If you're tracking token usage (from the Anthropic dashboard or API logs):

# Rough cost calculation:
# Baseline tokens per session: B
# With-graph tokens per session: G
# Sessions per month: S
# Cost per million tokens: $C (input) / $D (output)
#
# Monthly savings = (B - G) × S × ($C / 1_000_000)
#
# Example:
# B = 500,000 tokens, G = 80,000 tokens
# S = 200 sessions/month, $C = $3/M input
# Savings = 420,000 × 200 × $0.000003 = $252/month

Honest Assessment

If your comparison shows marginal or no improvement, that's valid data too. Graphify adds the most value on codebases with 200+ files and repetitive structure. If your project is smaller or highly dynamic, the overhead of maintaining the graph may not pay off. That's fine — knowing this is the win.

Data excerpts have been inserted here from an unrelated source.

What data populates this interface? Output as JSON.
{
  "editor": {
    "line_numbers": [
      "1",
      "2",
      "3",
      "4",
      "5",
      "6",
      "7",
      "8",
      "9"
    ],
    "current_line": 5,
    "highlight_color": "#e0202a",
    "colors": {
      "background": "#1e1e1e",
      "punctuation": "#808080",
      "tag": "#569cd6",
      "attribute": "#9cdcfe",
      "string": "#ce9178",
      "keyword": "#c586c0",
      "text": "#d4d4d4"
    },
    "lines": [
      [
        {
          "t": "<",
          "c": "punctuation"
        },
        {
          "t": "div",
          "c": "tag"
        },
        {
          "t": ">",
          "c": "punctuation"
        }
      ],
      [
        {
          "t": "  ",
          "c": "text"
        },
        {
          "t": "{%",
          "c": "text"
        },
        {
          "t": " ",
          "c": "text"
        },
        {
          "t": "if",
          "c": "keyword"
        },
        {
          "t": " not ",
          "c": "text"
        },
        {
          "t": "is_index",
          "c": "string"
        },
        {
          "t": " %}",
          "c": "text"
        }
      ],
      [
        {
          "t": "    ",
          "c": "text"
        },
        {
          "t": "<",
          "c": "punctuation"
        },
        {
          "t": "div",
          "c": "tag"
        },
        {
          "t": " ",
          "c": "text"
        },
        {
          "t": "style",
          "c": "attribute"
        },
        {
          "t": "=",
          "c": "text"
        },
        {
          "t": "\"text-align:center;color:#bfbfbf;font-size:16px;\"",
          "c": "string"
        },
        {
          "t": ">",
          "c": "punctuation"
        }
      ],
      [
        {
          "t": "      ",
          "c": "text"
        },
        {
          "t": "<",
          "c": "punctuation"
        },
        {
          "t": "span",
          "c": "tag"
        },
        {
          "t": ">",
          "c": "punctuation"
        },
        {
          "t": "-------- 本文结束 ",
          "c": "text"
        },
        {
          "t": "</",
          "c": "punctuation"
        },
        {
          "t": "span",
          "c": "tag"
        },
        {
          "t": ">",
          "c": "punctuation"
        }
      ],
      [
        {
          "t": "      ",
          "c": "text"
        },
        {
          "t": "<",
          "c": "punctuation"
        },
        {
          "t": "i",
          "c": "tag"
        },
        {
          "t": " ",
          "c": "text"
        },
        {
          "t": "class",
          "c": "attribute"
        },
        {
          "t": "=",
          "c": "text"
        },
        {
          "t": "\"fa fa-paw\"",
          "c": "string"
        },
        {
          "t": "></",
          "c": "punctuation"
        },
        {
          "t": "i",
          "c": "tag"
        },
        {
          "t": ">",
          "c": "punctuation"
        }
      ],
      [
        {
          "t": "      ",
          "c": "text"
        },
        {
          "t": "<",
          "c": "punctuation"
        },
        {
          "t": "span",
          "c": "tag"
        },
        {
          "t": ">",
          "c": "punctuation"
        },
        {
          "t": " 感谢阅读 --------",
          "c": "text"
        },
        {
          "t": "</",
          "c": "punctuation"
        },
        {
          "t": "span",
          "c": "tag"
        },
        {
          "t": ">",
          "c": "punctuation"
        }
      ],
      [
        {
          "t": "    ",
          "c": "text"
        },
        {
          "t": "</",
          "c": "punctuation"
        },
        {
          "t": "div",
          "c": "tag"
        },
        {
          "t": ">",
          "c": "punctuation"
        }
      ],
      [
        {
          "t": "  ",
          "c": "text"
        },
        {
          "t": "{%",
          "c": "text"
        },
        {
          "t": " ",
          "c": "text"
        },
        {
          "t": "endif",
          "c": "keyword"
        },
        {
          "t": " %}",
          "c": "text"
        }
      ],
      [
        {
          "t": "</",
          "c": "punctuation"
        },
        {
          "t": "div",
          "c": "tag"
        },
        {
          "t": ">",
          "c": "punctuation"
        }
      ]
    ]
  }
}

Building a Longitudinal Record

Don't stop at one comparison. Track over time:

# ~/Graphify/evals/log.md

| Date | Task | Metric | Baseline | With Graph | Delta |
|------|------|--------|----------|------------|-------|
| 2025-01-15 | Pattern reuse | Round-trips | 8 | 3 | -62% |
| 2025-01-15 | Discovery | Round-trips | 5 | 2 | -60% |
| 2025-01-20 | Integration | Round-trips | 6 | 4 | -33% |
| 2025-01-20 | New feature | Round-trips | 4 | 3 | -25% |

Over weeks, you'll see which task types benefit most and can adjust your workflow accordingly — maybe only loading the graph for discovery-heavy tasks.

Deciding to Keep or Drop

After your comparison, ask:

Is the improvement worth the maintenance cost? (Git hook is near-zero; CI workflows have some overhead)
Which task types benefit? Maybe load the graph selectively, not always.
Is the graph still accurate enough? If your project changes faster than the graph updates, the value degrades.

If the answer is "keep it," congratulations — you've validated a new tool in your workflow with data. If the answer is "drop it," that's equally valuable knowledge. You know exactly what it costs and what it buys.

Verify Your Understanding

Why must you use the exact same prompts from your baseline evaluation?

Different prompts would cause Graphify to build a different graph
Different tasks produce incomparable numbers — you need a controlled comparison
The AI agent caches results from the first run and reuses them
Graphify only optimizes for prompts it has seen before

When is it reasonable to stop using Graphify on a project?

When the codebase grows beyond 1000 files
When the measured improvement doesn't justify the maintenance overhead
After you've used it for more than 30 days
When you switch from Claude to a different AI provider

Do This Now

Pull up your Lesson 2 baseline eval files
Start a session with /graphify and re-run each task
Record results in the "after" template above
Calculate your deltas
Make your keep/drop/modify decision based on data

Course Complete

You've gone from zero to a fully-instrumented Graphify workflow: build, measure, maintain, leverage, scale, and prove. The graph is a tool — use it where it helps, skip it where it doesn't. The evaluation data tells you which is which.